Comments from Don about the first day in the country:
Hello to our church in Texas. First, thank each of you who are praying: for our safety, for the Lord to open our ears, eyes and hearts to His truth for us on this trip, and that our representatives in the Holy Land would have God's wisdom and discernment for our time here. Each of these prayers has been answering in a mighty as only God could do. Even though there was a baggage strike at Tel Aviv when we arrived and we couldn't pick up our luggage until 24 hours later, our friends picked us up and took excellent care of us seeing to our every need. What is truly amazing is that we could leave the plains of Texas one day and be visiting where Jesus walked in Galilee the next day. Is was a life changing experience as we rode and walked through the Galilee area. Now when I ready the Beatitudes in Matthew 5 I can almost hear and see Jesus as He was teaching His disciples and the crowds on that mountainside for I have truly walked where Jesus walked and my heart has been opened in a way that will bless me for the rest of my life.

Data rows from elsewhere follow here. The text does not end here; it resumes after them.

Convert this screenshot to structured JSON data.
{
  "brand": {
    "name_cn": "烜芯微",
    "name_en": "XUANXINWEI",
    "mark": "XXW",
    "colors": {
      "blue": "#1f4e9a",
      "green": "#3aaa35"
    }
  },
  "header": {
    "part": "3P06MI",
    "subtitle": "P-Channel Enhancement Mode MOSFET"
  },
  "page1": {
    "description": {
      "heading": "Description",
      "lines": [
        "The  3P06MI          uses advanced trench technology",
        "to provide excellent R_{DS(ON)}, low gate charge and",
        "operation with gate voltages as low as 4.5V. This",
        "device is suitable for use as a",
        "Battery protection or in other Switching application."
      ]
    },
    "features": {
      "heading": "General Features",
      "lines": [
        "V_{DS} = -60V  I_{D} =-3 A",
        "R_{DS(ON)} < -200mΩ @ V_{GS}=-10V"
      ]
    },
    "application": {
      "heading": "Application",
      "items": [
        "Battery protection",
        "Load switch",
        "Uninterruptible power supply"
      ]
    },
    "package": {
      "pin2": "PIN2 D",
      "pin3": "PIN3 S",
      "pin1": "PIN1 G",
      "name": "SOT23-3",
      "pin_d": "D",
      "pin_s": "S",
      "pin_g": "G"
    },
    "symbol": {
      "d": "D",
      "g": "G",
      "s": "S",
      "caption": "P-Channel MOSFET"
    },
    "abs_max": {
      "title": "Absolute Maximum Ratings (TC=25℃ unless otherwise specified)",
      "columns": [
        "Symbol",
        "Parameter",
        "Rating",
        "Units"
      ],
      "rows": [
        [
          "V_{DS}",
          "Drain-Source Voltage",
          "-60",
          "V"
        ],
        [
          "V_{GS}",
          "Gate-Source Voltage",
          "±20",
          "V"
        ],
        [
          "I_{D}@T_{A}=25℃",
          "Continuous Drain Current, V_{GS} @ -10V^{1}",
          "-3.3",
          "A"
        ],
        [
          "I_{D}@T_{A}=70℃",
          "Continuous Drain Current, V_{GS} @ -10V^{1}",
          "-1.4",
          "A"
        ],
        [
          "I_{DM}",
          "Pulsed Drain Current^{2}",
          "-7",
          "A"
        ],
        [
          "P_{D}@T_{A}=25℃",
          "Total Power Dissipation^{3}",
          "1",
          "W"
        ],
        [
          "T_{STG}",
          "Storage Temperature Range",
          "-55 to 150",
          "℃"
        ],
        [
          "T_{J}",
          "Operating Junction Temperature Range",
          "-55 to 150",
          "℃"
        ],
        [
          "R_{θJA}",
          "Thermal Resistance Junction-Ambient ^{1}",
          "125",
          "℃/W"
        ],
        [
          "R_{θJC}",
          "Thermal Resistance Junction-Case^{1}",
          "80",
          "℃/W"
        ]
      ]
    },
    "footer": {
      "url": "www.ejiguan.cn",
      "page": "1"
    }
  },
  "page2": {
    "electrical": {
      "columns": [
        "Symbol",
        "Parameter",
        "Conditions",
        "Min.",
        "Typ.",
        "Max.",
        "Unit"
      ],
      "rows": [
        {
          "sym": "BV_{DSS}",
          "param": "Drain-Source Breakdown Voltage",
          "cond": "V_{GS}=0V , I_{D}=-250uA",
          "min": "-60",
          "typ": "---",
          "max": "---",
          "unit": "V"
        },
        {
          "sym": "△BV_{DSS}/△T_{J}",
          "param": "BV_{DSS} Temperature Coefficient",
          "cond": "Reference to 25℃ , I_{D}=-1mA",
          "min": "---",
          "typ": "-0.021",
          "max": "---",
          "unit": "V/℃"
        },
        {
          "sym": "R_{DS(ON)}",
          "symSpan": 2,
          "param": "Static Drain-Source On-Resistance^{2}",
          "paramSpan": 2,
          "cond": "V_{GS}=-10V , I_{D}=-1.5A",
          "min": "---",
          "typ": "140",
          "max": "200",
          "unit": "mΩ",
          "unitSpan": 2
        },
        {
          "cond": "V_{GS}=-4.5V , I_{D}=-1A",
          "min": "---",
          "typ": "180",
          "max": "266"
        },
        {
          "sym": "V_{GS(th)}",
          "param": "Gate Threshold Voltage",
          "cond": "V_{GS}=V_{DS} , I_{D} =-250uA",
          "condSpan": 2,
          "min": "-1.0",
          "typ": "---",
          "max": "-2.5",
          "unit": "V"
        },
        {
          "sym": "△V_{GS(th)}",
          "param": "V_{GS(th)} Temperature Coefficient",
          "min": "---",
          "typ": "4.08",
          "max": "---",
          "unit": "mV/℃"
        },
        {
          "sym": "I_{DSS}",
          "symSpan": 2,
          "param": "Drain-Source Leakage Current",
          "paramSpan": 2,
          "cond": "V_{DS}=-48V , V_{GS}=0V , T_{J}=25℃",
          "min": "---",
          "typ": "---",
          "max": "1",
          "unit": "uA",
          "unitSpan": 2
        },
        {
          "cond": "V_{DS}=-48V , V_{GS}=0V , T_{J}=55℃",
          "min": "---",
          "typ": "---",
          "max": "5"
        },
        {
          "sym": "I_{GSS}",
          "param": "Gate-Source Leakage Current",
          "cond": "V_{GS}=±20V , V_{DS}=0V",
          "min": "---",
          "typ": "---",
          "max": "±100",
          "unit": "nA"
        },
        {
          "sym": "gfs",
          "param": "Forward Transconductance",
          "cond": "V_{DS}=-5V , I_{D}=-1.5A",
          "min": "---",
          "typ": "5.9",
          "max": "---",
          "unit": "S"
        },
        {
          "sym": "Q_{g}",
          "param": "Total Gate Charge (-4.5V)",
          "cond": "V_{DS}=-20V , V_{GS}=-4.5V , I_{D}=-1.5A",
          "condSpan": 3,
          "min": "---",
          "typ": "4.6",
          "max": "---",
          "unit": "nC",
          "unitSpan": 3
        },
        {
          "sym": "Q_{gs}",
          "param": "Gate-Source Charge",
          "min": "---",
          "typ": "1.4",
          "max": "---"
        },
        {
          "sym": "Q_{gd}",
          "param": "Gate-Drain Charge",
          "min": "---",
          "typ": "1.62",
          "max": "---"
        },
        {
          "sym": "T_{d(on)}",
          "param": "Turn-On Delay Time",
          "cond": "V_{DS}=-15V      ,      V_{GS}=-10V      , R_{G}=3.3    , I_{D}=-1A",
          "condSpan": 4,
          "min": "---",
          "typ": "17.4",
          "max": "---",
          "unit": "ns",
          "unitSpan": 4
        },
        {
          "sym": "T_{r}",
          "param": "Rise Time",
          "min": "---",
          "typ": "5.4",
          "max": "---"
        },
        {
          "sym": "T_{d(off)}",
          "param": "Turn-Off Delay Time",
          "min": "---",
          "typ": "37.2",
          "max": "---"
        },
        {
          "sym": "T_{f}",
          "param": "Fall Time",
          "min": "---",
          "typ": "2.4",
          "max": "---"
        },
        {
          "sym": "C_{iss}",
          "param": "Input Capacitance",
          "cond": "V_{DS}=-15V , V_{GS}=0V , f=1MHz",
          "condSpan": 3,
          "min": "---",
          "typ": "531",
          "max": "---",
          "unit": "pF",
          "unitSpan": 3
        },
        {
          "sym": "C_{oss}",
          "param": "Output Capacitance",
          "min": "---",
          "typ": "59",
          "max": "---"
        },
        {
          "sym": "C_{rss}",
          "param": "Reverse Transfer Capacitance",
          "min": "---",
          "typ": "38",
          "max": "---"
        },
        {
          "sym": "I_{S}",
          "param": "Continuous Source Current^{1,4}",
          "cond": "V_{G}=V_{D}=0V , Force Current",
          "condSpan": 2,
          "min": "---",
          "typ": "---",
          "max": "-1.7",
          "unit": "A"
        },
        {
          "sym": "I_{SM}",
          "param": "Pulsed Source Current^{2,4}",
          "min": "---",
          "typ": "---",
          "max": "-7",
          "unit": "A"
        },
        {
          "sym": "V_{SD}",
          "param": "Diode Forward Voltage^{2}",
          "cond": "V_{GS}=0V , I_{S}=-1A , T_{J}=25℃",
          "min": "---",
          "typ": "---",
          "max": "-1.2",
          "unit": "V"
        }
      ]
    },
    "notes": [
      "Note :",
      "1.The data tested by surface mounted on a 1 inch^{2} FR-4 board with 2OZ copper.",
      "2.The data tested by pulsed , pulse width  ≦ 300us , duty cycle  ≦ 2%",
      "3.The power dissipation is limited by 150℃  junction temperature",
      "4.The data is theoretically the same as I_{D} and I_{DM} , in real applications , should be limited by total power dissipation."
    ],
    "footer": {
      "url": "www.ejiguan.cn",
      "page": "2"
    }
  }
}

Comments from Jim about the Olive Harvest:
This day stated with prayer for opened hearts and guidance from God through the Holy Spirit. Our plan on this first full day of my first outreach trip was to help a Muslim family harvest olives. This was meant to build a relationship with the families here and allow us to carry out good works that God gave us to do. After a day of: spreading tarps, climbing ladders, beating branches with sticks, bombardment by falling olives, gathering sieving, bagging and transporting, taking photos, exchanging smiles, laughter and respect and sharing food and drink, the prayer was answered. I believe the Holy Spirit did guide us through the day and did open hearts to God's will. It was not only the hearts of those we helped, my heart was opened as well. I truly did not know what to expect to learn or see from helping what I had been told was an average Palestinian family. What I did learn was respect for these warm, genuine, honestly needing and grateful people. I was allowed to see just how much these people were like the trees we harvested from. The olive tree has been used in the Scripture of the Old and New Covenant as an illustration of the people in the Holy Land. As did the Jews and then the early church, the Palestinians certainly follow in line with the illustration. The olive tree struggles to thrive in the harsh Palestinian landscape. Sturdy and steadfast they grow in rocky soil surrounded by sharp thorn bushes and broken walls. Yet, even in this environment they are capable of producing useful and beneficial fruit. These average Palestinians are likewise struggling to exist in a harsh, poverty-stricken environment. Surrounded by the bristling thorns of politics, hatred and mistrust; and the broken stone walls of unforgiving, legalistic religions. They are likewise striving to produce useful and beneficial fruit in the form of their lives and children. How can we who were once grafted into the olive tree of God's family not feel the need to help new branches also be grafted into the body? My heart was opened and my mind was given guidance today. I say we cannot.